4.3. Artikel 12, lid 2

4.3.1. Gelet op de sterk gefragmenteerde luchtvaartmarkt in de Gemeenschap en de hierboven gemaakte algemene opmerkingen, alsook op het feit dat in het voorstel verwezen wordt naar de raadplegingsprocedure, zou kunnen worden overwogen om de vrijwaringsprocedure toe te passen totdat bovenvermelde belemmeringen uit de weg zijn geruimd, ook al kan de raadplegingsprocedure, ceteris paribus, sneller in gang worden gezet, hetgeen van belang kan zijn in het onderhavige geval.

4.3.2. Aanbeveling

Overwogen zou kunnen worden om het in art. 12 voorgestelde comité dat de Commissie moet bijstaan in plaats van de voorgestelde raadplegingsprocedure, de in art. 6 van Besluit nr. 468/1999/EG bedoelde vrijwaringsprocedure te laten toepassen.

5. Conclusie

5.1. Het ESC kan zich in beginsel scharen achter het voorstel voor een verordening.
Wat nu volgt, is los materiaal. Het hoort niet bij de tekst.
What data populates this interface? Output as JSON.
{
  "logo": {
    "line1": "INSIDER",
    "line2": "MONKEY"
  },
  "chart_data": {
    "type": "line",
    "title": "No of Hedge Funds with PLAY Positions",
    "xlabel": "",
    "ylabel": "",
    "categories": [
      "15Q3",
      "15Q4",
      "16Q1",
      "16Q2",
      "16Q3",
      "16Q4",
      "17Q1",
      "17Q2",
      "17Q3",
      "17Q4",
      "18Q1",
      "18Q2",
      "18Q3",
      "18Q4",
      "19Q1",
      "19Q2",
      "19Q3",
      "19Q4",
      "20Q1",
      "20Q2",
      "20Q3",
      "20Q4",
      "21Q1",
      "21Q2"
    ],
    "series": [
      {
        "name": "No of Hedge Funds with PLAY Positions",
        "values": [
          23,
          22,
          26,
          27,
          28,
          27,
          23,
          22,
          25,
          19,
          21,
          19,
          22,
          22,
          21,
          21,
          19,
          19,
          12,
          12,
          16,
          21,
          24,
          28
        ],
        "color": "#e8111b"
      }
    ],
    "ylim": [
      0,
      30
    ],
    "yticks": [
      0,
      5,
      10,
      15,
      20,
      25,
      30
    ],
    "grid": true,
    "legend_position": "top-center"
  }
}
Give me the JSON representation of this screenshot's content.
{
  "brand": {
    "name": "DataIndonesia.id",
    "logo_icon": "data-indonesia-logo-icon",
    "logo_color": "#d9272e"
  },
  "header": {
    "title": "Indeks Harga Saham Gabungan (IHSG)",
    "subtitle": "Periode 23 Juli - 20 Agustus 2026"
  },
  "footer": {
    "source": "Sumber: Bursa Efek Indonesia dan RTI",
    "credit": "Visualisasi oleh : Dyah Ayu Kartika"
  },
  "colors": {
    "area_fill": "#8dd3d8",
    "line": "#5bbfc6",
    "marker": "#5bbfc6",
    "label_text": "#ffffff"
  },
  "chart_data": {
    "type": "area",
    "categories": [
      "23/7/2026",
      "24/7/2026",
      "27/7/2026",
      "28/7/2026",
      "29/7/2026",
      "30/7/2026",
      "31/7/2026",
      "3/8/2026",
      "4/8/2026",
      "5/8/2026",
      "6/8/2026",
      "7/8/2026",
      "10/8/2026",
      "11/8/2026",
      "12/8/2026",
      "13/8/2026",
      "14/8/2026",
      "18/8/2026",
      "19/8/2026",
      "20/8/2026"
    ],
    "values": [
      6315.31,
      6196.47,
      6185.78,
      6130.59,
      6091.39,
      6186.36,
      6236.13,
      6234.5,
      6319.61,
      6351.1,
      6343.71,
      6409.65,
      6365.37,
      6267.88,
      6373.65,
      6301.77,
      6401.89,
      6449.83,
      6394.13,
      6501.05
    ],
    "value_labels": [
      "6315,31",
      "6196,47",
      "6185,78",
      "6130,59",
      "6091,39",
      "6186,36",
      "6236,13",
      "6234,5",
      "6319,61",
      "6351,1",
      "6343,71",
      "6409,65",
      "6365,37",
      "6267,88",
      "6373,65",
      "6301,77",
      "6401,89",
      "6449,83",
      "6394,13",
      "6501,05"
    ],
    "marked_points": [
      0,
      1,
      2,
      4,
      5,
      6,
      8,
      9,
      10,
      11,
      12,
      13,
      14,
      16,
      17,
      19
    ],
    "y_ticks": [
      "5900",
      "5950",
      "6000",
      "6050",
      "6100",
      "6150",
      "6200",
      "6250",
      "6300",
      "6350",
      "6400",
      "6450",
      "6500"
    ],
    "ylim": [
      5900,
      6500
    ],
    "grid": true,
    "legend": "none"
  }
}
5.2. In het voorstel moet duidelijk worden gemaakt hoe de nieuwe bepalingen kunnen worden toegepast in overeenstemming met de bestaande bilaterale en volkenrechtelijk bindende luchtvaartverdragen tussen lidstaten en derde landen.
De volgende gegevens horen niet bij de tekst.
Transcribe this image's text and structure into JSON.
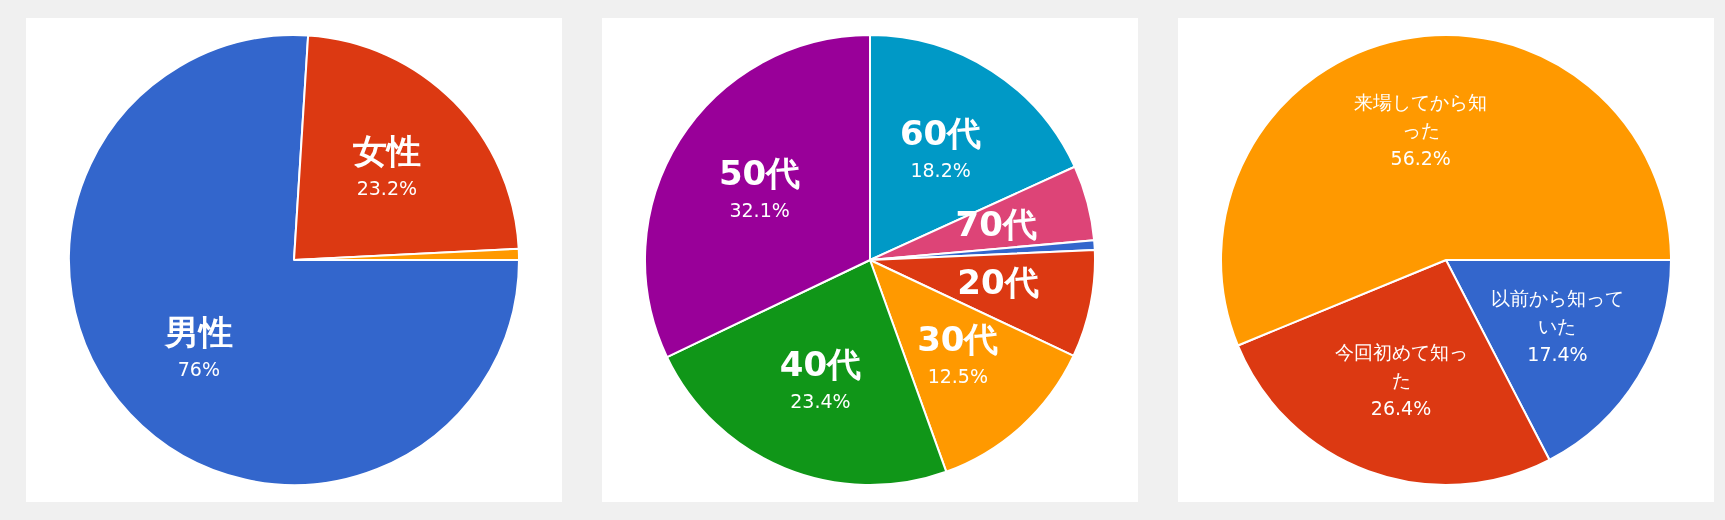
{
  "chart_data": [
    {
      "type": "pie",
      "categories": [
        "男性",
        "女性",
        null
      ],
      "values": [
        76,
        23.2,
        0.8
      ],
      "colors": [
        "#3366cc",
        "#dc3912",
        "#ff9900"
      ],
      "value_labels": [
        "76%",
        "23.2%",
        null
      ],
      "legend": false
    },
    {
      "type": "pie",
      "categories": [
        "60代",
        "70代",
        null,
        "20代",
        "30代",
        "40代",
        "50代"
      ],
      "values": [
        18.2,
        5.4,
        0.7,
        7.7,
        12.5,
        23.4,
        32.1
      ],
      "colors": [
        "#0099c6",
        "#dd4477",
        "#3366cc",
        "#dc3912",
        "#ff9900",
        "#109618",
        "#990099"
      ],
      "value_labels": [
        "18.2%",
        null,
        null,
        null,
        "12.5%",
        "23.4%",
        "32.1%"
      ],
      "legend": false
    },
    {
      "type": "pie",
      "categories": [
        "以前から知っていた",
        "今回初めて知った",
        "来場してから知った"
      ],
      "values": [
        17.4,
        26.4,
        56.2
      ],
      "colors": [
        "#3366cc",
        "#dc3912",
        "#ff9900"
      ],
      "value_labels": [
        "17.4%",
        "26.4%",
        "56.2%"
      ],
      "legend": false
    }
  ]
}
Brussel, 18 september 2002.

De voorzitter

van het Economisch en Sociaal Comité

G. Frerichs

(1) Mededeling van de Commissie van 20 mei 1999 "De Europese luchtvaartsector: van eenheidsmarkt naar uitdagingen op mondiale schaal" (COM(1999) 182 def.) en de richtsnoeren inzake staatssteun aan de luchtvaartsector van 1994 (PB C 350 van 10.12.1994, blz. 5).

(2) Advies van het ESC over de Mededeling van de Commissie van 20 mei 1999 inzake de Europese luchtvaartsector: van eenheidsmarkt naar uitdagingen op mondiale schaal (COM(1999) 182 def.) (PB C 75 van 15.3.2000, blz. 4).

(3) Mededeling van de Commissie aan het Europees Parlement en de Raad - Gevolgen voor de luchtvaart na de aanslagen in de Verenigde Staten (COM(2001) 574 def.).

(4) Verordening (EEG) nr. 4057/86 van de Raad van 22 december 1986 betreffende oneerlijke tariefpraktijken in het vervoer over zee (PB L 378 van 31.12.1986).

(5) Verordening (EG) nr. 2026/97 van de Raad van 6 oktober 1997 betreffende bescherming tegen invoer met subsidiëring uit landen die geen lid van de Europese Gemeenschap zijn (PB L 288 van 21.10.1997).

(6) PB L 184 van 17.7.1999, blz. 23.

(7) De Deense versie van dit document gebruikt ten onrechte de uitdrukking "luftfartsselskabernes aftaler" (overeenkomst tussen luchtvaartmaatschappijen).

(8) Verordening van de Raad (EG) nr. 384/96 van 22 december 1995 betreffende beschermende maatregelen tegen invoer met dumping uit landen die geen lid zijn van de EG.